人を喜ばせることが好きなSさんは、上條先生の診察を受ける間もジョークを連発します。そうした交流も上條先生はベッドサイドに置いたパソコンに打ち込み、すぐにサイボウズLiveにアップします。「医療情報だけでなく、患者さんの人となりやこだわり、毎日の過ごし方を共有するのは、その人らしい生活を支える上で大切なこと」だと考えるからです。
訪問入浴のスタッフやケアマネージャーも『サイボウズLive』で内容を共有しているので、サービスを受けている間のコミュニケーションも話題が膨らみます。病気のため外出やデイサービスの利用も難しいSさんにとって、さまざまな人の訪問が何よりも楽しみとなり、支えにもなっているとも感じました。
ひ孫が見守る旅立ち〜Oさん
その後、上條先生が嘱託医を務める介護老人施設へ。90歳になる入所者の女性Oさんの容態が、昨日から急変していました。Oさんの子供たちは「病院へ行くより、施設で看取る」ことを選択。施設の広い畳敷きの部屋に親族が集まり、それぞれが女性に声をかけたり、手を握ったりして旅立ちの時を見守っていました。
私たちが伺ったちょうどそのとき、Oさんのひ孫が駆けつけました。それに対して上條先生は「おばあちゃん、がんばっているからね」と声をかけました。祖母の最後に立ち会うことで、このひ孫は言葉でなく肌で命の重みを受け取ることができるのではないか――そう感じました。
ご家族が旅立ちを見守られている部屋のすぐ外は、施設の談話室です。このときも、ほかの入所者たちが思いおもいにテレビを見たり、話をしたりしていました。
この施設では、旅立ちに際して希望があれば家族と利用者だけになれる特別な部屋も用意されるそうですが、Oさんはいつもどおりの気配のなかで過ごされることを選ばれました。
死は特別なことではなく、普通の生活上に自然に訪れること。

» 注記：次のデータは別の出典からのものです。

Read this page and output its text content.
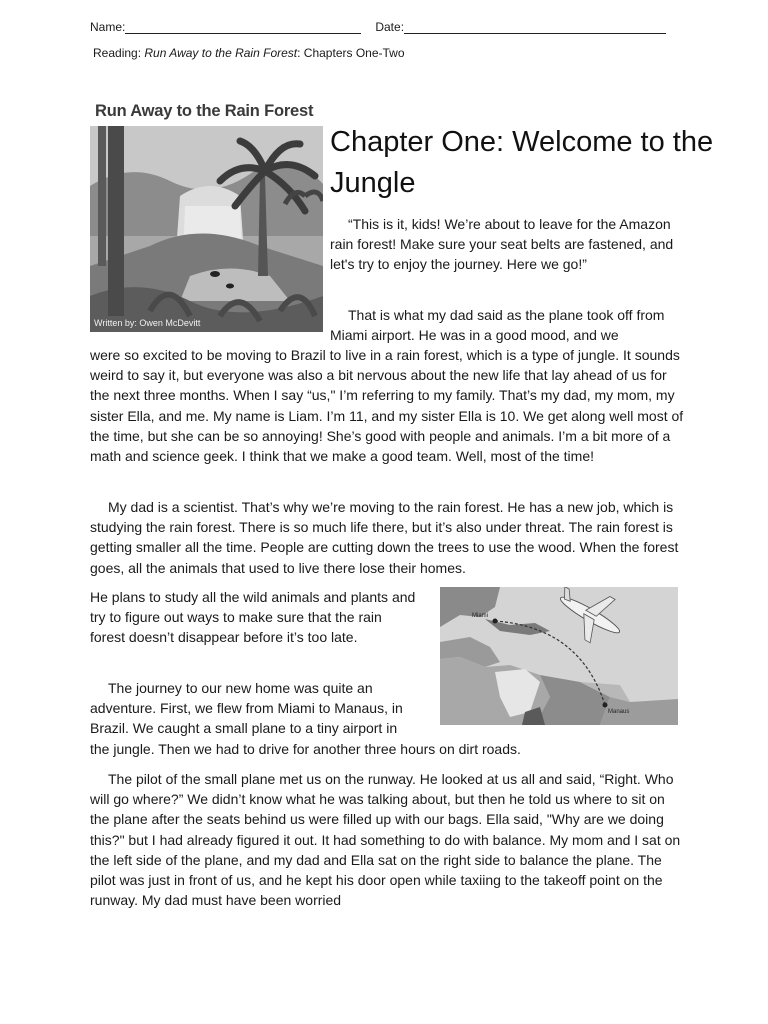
Name:	Date:
Reading: Run Away to the Rain Forest: Chapters One-Two
Run Away to the Rain Forest
Written by: Owen McDevitt
Chapter One: Welcome to the Jungle

“This is it, kids! We’re about to leave for the Amazon rain forest! Make sure your seat belts are fastened, and let's try to enjoy the journey. Here we go!”

That is what my dad said as the plane took off from Miami airport. He was in a good mood, and we

were so excited to be moving to Brazil to live in a rain forest, which is a type of jungle. It sounds weird to say it, but everyone was also a bit nervous about the new life that lay ahead of us for the next three months. When I say “us," I’m referring to my family. That’s my dad, my mom, my sister Ella, and me. My name is Liam. I’m 11, and my sister Ella is 10. We get along well most of the time, but she can be so annoying! She’s good with people and animals. I’m a bit more of a math and science geek. I think that we make a good team. Well, most of the time!

My dad is a scientist. That’s why we’re moving to the rain forest. He has a new job, which is studying the rain forest. There is so much life there, but it’s also under threat. The rain forest is getting smaller all the time. People are cutting down the trees to use the wood. When the forest goes, all the animals that used to live there lose their homes.

He plans to study all the wild animals and plants and try to figure out ways to make sure that the rain forest doesn’t disappear before it’s too late.

Miami
Manaus

The journey to our new home was quite an adventure. First, we flew from Miami to Manaus, in Brazil. We caught a small plane to a tiny airport in

the jungle. Then we had to drive for another three hours on dirt roads.

The pilot of the small plane met us on the runway. He looked at us all and said, “Right. Who will go where?” We didn’t know what he was talking about, but then he told us where to sit on the plane after the seats behind us were filled up with our bags. Ella said, "Why are we doing this?" but I had already figured it out. It had something to do with balance. My mom and I sat on the left side of the plane, and my dad and Ella sat on the right side to balance the plane. The pilot was just in front of us, and he kept his door open while taxiing to the takeoff point on the runway. My dad must have been worried
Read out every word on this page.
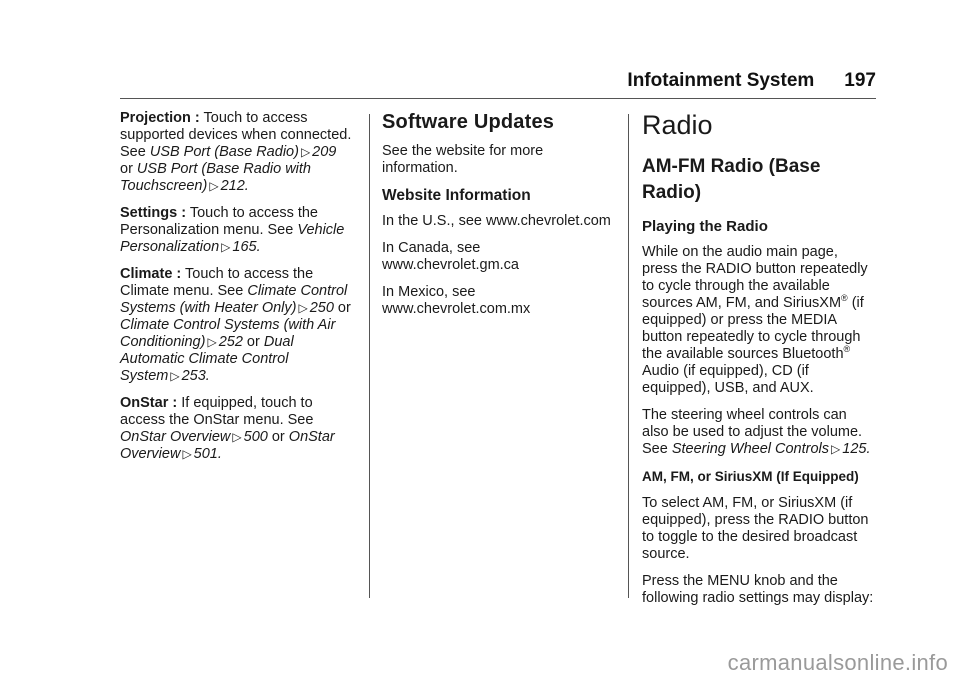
Infotainment System 197

Projection : Touch to access supported devices when connected. See USB Port (Base Radio) ▷ 209
or USB Port (Base Radio with Touchscreen) ▷ 212.

Settings : Touch to access the Personalization menu. See Vehicle Personalization ▷ 165.

Climate : Touch to access the Climate menu. See Climate Control Systems (with Heater Only) ▷ 250 or Climate Control Systems (with Air Conditioning) ▷ 252 or Dual Automatic Climate Control System ▷ 253.

OnStar : If equipped, touch to access the OnStar menu. See OnStar Overview ▷ 500 or OnStar Overview ▷ 501.

Software Updates

See the website for more information.

Website Information

In the U.S., see www.chevrolet.com

In Canada, see www.chevrolet.gm.ca

In Mexico, see www.chevrolet.com.mx

Radio
AM-FM Radio (Base Radio)
Playing the Radio

While on the audio main page, press the RADIO button repeatedly to cycle through the available sources AM, FM, and SiriusXM® (if equipped) or press the MEDIA button repeatedly to cycle through the available sources Bluetooth® Audio (if equipped), CD (if equipped), USB, and AUX.

The steering wheel controls can also be used to adjust the volume. See Steering Wheel Controls ▷ 125.

AM, FM, or SiriusXM (If Equipped)

To select AM, FM, or SiriusXM (if equipped), press the RADIO button to toggle to the desired broadcast source.

Press the MENU knob and the following radio settings may display:

carmanualsonline.info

日常の一場面としての看取りを体験させていただきました。
自分はどう看取られたいかを考える

あるお宅では、可愛がっていた猫たちが、ベッドから離れられないご主人に寄り添っていた。猫とともに過ごしたいと在宅を決意したご主人。人生の終りを過ごす場所を自分で決定できることは、人生の満足度につながる
現在、日本の医療・介護は大きな転換期を迎えています。病院での治療は急性期が主体となり、長期の入院ができない状況になってきています。これからの長期療養・看取りの現場は、自宅や介護施設などが主体となると予想されます。ただし、そのための受け皿が整っているかといえば、まだまだというのが現状です。上條先生は、上野原市でその受け皿を作ろうと、今日も懸命に奔走しています。
上條先生に同行して強く感じたことは、在宅医療・介護で大切なのは、患者さんや家族が孤立しないこと。医療・介護の関係者が連携して、患者さんとその家族を支える体制作りがいかに重要かということです。
ただ、それは医療関係者や介護関係者だけが考える問題ではありません。自分の親をどう看取るか、自分がどのように看取られたいか、当事者として私たちも考えていかないと実現しないと感じました。そして地域にどんな医療サービス・介護サービスがあるのかを知り、いざというとき自分の希望するサービスを受けるためには何をしたらいいのかを、今から考えていくことが大切なのだと実感しました。